Attention control. Athletes know what to concentrate on and are not easily distracted. Help your young players develop the three attentional skills of selectivity, concentration, and shifting. Selectivity refers to selecting the appropriate cues to attend to. You must train your players what to direct their attention toward. Remember, the little things make the difference. Concentration is sustaining focus on specific task demands. Again, you must train your players to know and understand the situations they might encounter during a ball game. Distractions are everywhere at a ball game and your players must be able to tune them out and focus on the situation at hand. Shifting is very important. Players must be able to shift their focus when needed from one cue to another. For example, players on defense must learn to shift their focus to the remaining baserunners after they make an out (or don't) at a base. Many players are so happy they got an out they forget there are other runners on base. Or they (particularly catchers on close plays at the plate) insist on arguing with umpireswhile runners are advancing. Unless their out clears the bases and ends the inning there is another play to attend to. Again, this is something that can be worked on and reinforced during practice.
Effortless performance. Players are not conscious of their performance. They are aware of what they are doing, but they are not analyzing and critiquing. They are just doing. Everything feels effortless and easy.
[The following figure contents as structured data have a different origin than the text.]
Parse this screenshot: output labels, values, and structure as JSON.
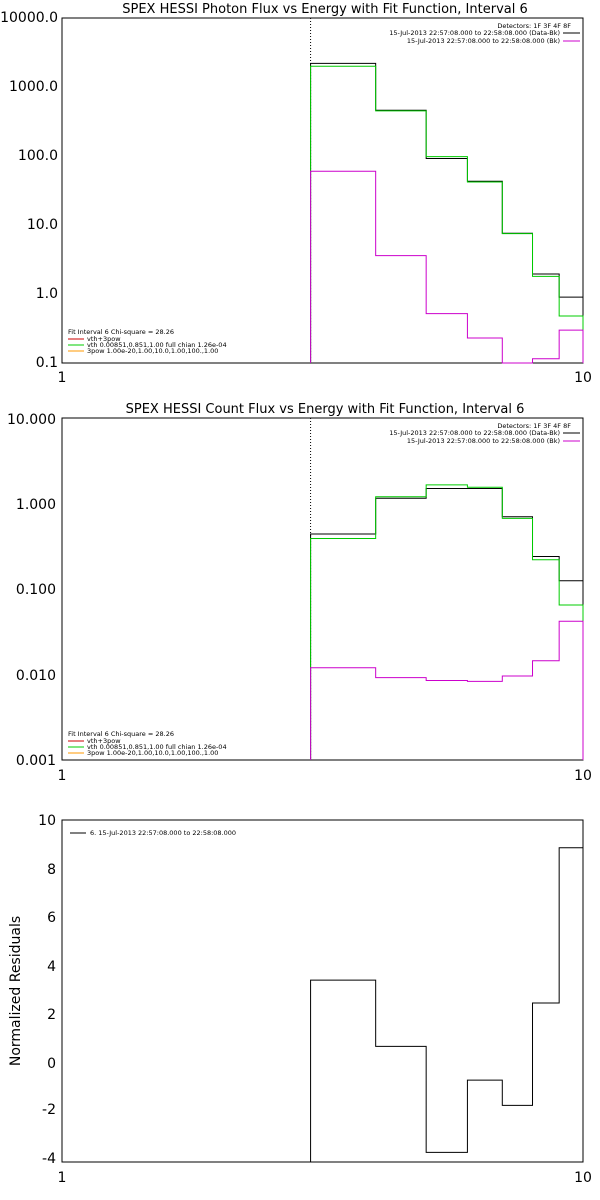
{
  "colors": {
    "black": "#000000",
    "green": "#00cc00",
    "magenta": "#cc00cc",
    "orange": "#ff9900",
    "red": "#cc0000"
  },
  "chart_data": [
    {
      "type": "line",
      "title": "SPEX HESSI Photon Flux vs Energy with Fit Function, Interval 6",
      "xscale": "log",
      "yscale": "log",
      "xlim": [
        1,
        10
      ],
      "ylim": [
        0.1,
        10000
      ],
      "xticks": [
        "1",
        "10"
      ],
      "yticks": [
        "0.1",
        "1.0",
        "10.0",
        "100.0",
        "1000.0",
        "10000.0"
      ],
      "vline_x": 3,
      "bin_edges": [
        3,
        4,
        5,
        6,
        7,
        8,
        9,
        10
      ],
      "series": [
        {
          "color": "black",
          "values": [
            2200,
            460,
            92,
            43,
            7.6,
            1.95,
            0.9
          ]
        },
        {
          "color": "green",
          "values": [
            2000,
            450,
            98,
            42,
            7.5,
            1.8,
            0.48
          ]
        },
        {
          "color": "magenta",
          "values": [
            60,
            3.6,
            0.52,
            0.23,
            0.095,
            0.115,
            0.3
          ]
        }
      ],
      "detectors": "Detectors: 1F 3F 4F 8F",
      "legend_top": [
        {
          "text": "15-Jul-2013 22:57:08.000 to 22:58:08.000 (Data-Bk)",
          "color": "black"
        },
        {
          "text": "15-Jul-2013 22:57:08.000 to 22:58:08.000 (Bk)",
          "color": "magenta"
        }
      ],
      "fit_header": "Fit Interval 6   Chi-square = 28.26",
      "legend_bottom": [
        {
          "text": "vth+3pow",
          "color": "red"
        },
        {
          "text": "vth 0.00851,0.851,1.00  full chian 1.26e-04",
          "color": "green"
        },
        {
          "text": "3pow 1.00e-20,1.00,10.0,1.00,100.,1.00",
          "color": "orange"
        }
      ]
    },
    {
      "type": "line",
      "title": "SPEX HESSI Count Flux vs Energy with Fit Function, Interval 6",
      "xscale": "log",
      "yscale": "log",
      "xlim": [
        1,
        10
      ],
      "ylim": [
        0.001,
        10
      ],
      "xticks": [
        "1",
        "10"
      ],
      "yticks": [
        "0.001",
        "0.010",
        "0.100",
        "1.000",
        "10.000"
      ],
      "vline_x": 3,
      "bin_edges": [
        3,
        4,
        5,
        6,
        7,
        8,
        9,
        10
      ],
      "series": [
        {
          "color": "black",
          "values": [
            0.44,
            1.15,
            1.5,
            1.5,
            0.7,
            0.24,
            0.125
          ]
        },
        {
          "color": "green",
          "values": [
            0.39,
            1.2,
            1.65,
            1.55,
            0.67,
            0.22,
            0.065
          ]
        },
        {
          "color": "magenta",
          "values": [
            0.012,
            0.0092,
            0.0085,
            0.0083,
            0.0096,
            0.0145,
            0.042
          ]
        }
      ],
      "detectors": "Detectors: 1F 3F 4F 8F",
      "legend_top": [
        {
          "text": "15-Jul-2013 22:57:08.000 to 22:58:08.000 (Data-Bk)",
          "color": "black"
        },
        {
          "text": "15-Jul-2013 22:57:08.000 to 22:58:08.000 (Bk)",
          "color": "magenta"
        }
      ],
      "fit_header": "Fit Interval 6   Chi-square = 28.26",
      "legend_bottom": [
        {
          "text": "vth+3pow",
          "color": "red"
        },
        {
          "text": "vth 0.00851,0.851,1.00  full chian 1.26e-04",
          "color": "green"
        },
        {
          "text": "3pow 1.00e-20,1.00,10.0,1.00,100.,1.00",
          "color": "orange"
        }
      ]
    },
    {
      "type": "line",
      "title": "",
      "xscale": "log",
      "yscale": "linear",
      "xlim": [
        1,
        10
      ],
      "ylim": [
        -4.2,
        10
      ],
      "ylabel": "Normalized Residuals",
      "xticks": [
        "1",
        "10"
      ],
      "yticks": [
        "-4",
        "-2",
        "0",
        "2",
        "4",
        "6",
        "8",
        "10"
      ],
      "bin_edges": [
        3,
        4,
        5,
        6,
        7,
        8,
        9,
        10
      ],
      "series": [
        {
          "color": "black",
          "values": [
            3.35,
            0.6,
            -3.8,
            -0.8,
            -1.85,
            2.4,
            8.85
          ]
        }
      ],
      "legend": [
        {
          "text": "6. 15-Jul-2013 22:57:08.000 to 22:58:08.000",
          "color": "black"
        }
      ]
    }
  ]
}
Coaches need to avoid overanalyzing by giving constant feedback and corrections during games. Let it happen. Practices are where the analyzing should take place with constant feedback. Quality repetition after quality repetition is what helps players turn on their auto-pilot in game situations, they can sit back and trust the skills they honed and developed in practice.
Feeling of self-confidence and complete control. They are in control, but not forcing it to happen. They feel invincible. They feel as though they have complete control over their performance, not umpires, teammates, parents, fans, or coaches. This feeling can be fostered in practices by reinforcing the feeling of control each player has over the situation at hand. Don't let players blame extraneous factors, even if they are legitimate. Allowing this only permits and encourages the players to search for scapegoats every time something goes wrong. Instill self-confidence and control by the way you treat players. Don't be afraid to let them know they are special people, they play for you, don't they? Try to avoid comments and remarks that may dent a players shell. Remember, they are not adults, they are young kids. Self-confidence is the biggest boost a coach can give to a player.
Fun and enjoyment. This is by far the most important. Players who enjoy what they are doing and have fun will have more peak performances than those who don't. It is common sense. Make practices and games fun and enjoyable for the players. You don't have to sacrifice discipline and hardwork in place of fun. Instead, teach your players that discipline and hardwork can be fun if approached with the right mental outlook. Kids tend to seek out those things that are enjoyable to them. Participation and involvement will go up if kids perceive they are having fun on your team.
Your players and your team can get the most out of their baseball experience with a little effort from you as the coach. Don't be afraid to incorporate and teach some of the characteristics listed above in your coaching philosophy. You just may get some peak performances.